As if the destruction of of the ancient temples and yet to be fully studied and adjured archaeological sites by the keystone caliphate of Palmyra and other sites of historical significance were not already a great enough loss for our shared cultural heritage and the inscrutable past—purges and terrors always result in loss and revision, there is another personal legacy that I fear will fall into greater obscurity over the razing of her city, a historic character called Queen Zenobia (a somewhat strained Latinisation of the Aramaic name Beth Zaynab). Unlike her ancestor, Cleopatra of Egypt or warrior queen Boudica who’ve been celebrated for centuries for standing up to the Romans, Zenobia is mostly forgotten though her exploits.

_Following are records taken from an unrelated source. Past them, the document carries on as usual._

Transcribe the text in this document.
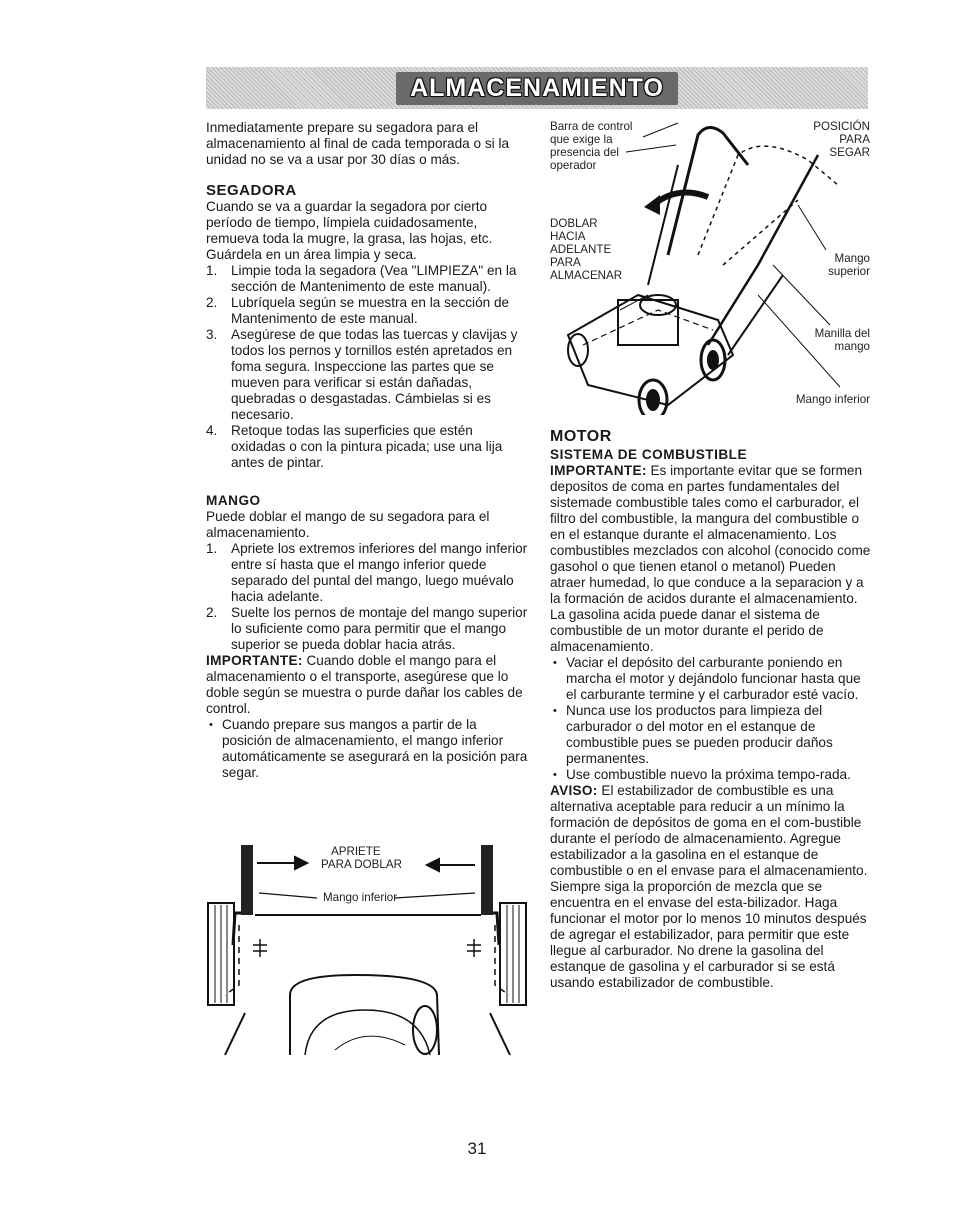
ALMACENAMIENTO

Inmediatamente prepare su segadora para el almacenamiento al final de cada temporada o si la unidad no se va a usar por 30 días o más.

SEGADORA

Cuando se va a guardar la segadora por cierto período de tiempo, límpiela cuidadosamente, remueva toda la mugre, la grasa, las hojas, etc. Guárdela en un área limpia y seca.

1. Limpie toda la segadora (Vea "LIMPIEZA" en la sección de Mantenimento de este manual).
2. Lubríquela según se muestra en la sección de Mantenimento de este manual.
3. Asegúrese de que todas las tuercas y clavijas y todos los pernos y tornillos estén apretados en foma segura. Inspeccione las partes que se mueven para verificar si están dañadas, quebradas o desgastadas. Cámbielas si es necesario.
4. Retoque todas las superficies que estén oxidadas o con la pintura picada; use una lija antes de pintar.
MANGO

Puede doblar el mango de su segadora para el almacenamiento.

1. Apriete los extremos inferiores del mango inferior entre sí hasta que el mango inferior quede separado del puntal del mango, luego muévalo hacia adelante.
2. Suelte los pernos de montaje del mango superior lo suficiente como para permitir que el mango superior se pueda doblar hacia atrás.

IMPORTANTE: Cuando doble el mango para el almacenamiento o el transporte, asegúrese que lo doble según se muestra o purde dañar los cables de control.

• Cuando prepare sus mangos a partir de la posición de almacenamiento, el mango inferior automáticamente se asegurará en la posición para segar.
APRIETE
PARA DOBLAR
Mango inferior
Barra de control
que exige la
presencia del
operador
DOBLAR
HACIA
ADELANTE
PARA
ALMACENAR
POSICIÓN
PARA
SEGAR
Mango
superior
Manilla del
mango
Mango inferior
MOTOR
SISTEMA DE COMBUSTIBLE

IMPORTANTE: Es importante evitar que se formen depositos de coma en partes fundamentales del sistemade combustible tales como el carburador, el filtro del combustible, la mangura del combustible o en el estanque durante el almacenamiento. Los combustibles mezclados con alcohol (conocido come gasohol o que tienen etanol o metanol) Pueden atraer humedad, lo que conduce a la separacion y a la formación de acidos durante el almacenamiento. La gasolina acida puede danar el sistema de combustible de un motor durante el perido de almacenamiento.

• Vaciar el depósito del carburante poniendo en marcha el motor y dejándolo funcionar hasta que el carburante termine y el carburador esté vacío.
• Nunca use los productos para limpieza del carburador o del motor en el estanque de combustible pues se pueden producir daños permanentes.
• Use combustible nuevo la próxima tempo-rada.

AVISO: El estabilizador de combustible es una alternativa aceptable para reducir a un mínimo la formación de depósitos de goma en el com-bustible durante el período de almacenamiento. Agregue estabilizador a la gasolina en el estanque de combustible o en el envase para el almacenamiento. Siempre siga la proporción de mezcla que se encuentra en el envase del esta-bilizador. Haga funcionar el motor por lo menos 10 minutos después de agregar el estabilizador, para permitir que este llegue al carburador. No drene la gasolina del estanque de gasolina y el carburador si se está usando estabilizador de combustible.

31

Living during the latter half of the third century, the client province of Syria was experiencing a time of economic stability—removed from the political intrigues that were affecting the government of, a succession of weak rulers and the transition of the Empire’s capital to the East. The changing regimes did eventual visit Zenobia’s family with the usual paranoia of unproven power and assassinated the queen’s husband and heir-apparent. Instead of capitulating to the governor’s demands that the remaining royal family relinquish claims to the throne and devolve into direct Roman rule, Zenobia instead declared herself regent, ruling in the name of her infant son. Unprecedented in the potential for revolt among any of the peoples that the Roman Empire had subjugated, Zenobia socked them right in the bread-basket by conquering the province of Egypt, whose grain supplies were absolutely vital for feeding the populace, and when on taking large swaths of Anatolia (Asia Minor), crossing and controlling important trade routes, to constitute an empire that nearly rivalled that of the Sassanids on the periphery of Roman control and certainly with more strategic importance. The Palmyrene Empire was short-lived, just a mere three years but more than just a blip historically speaking as Rome had seen the year of three then four Emperors and that it survived politically in any form goes against reason, and Roman forces only were able to recapture Syria and Egypt by shifting troops out of its theatre in Gaul, effectively giving up those lands as unruly lost causes, and Zenobia was defeated on the fields of Antioch—taken to the capital in chains. Paradoxically, this revolution might have given the Western Empire the impetus to limp along a few years more. Perhaps Zenobia’s story can be a rallying point for good again. There are varying accounts as to what happened to her afterwards (Cleopatra rather dramatically avoided this humiliation—which is perhaps a reason why Shakespeare did not write a play about her) with the cheeriest accounts having the Emperor grant Zenobia clemency and she lived out her life happily in a villa in Tivoli—kept in the manner she was accustomed to and uncensored, playing a role in the community as a pre-eminent philosopher and active political advisor.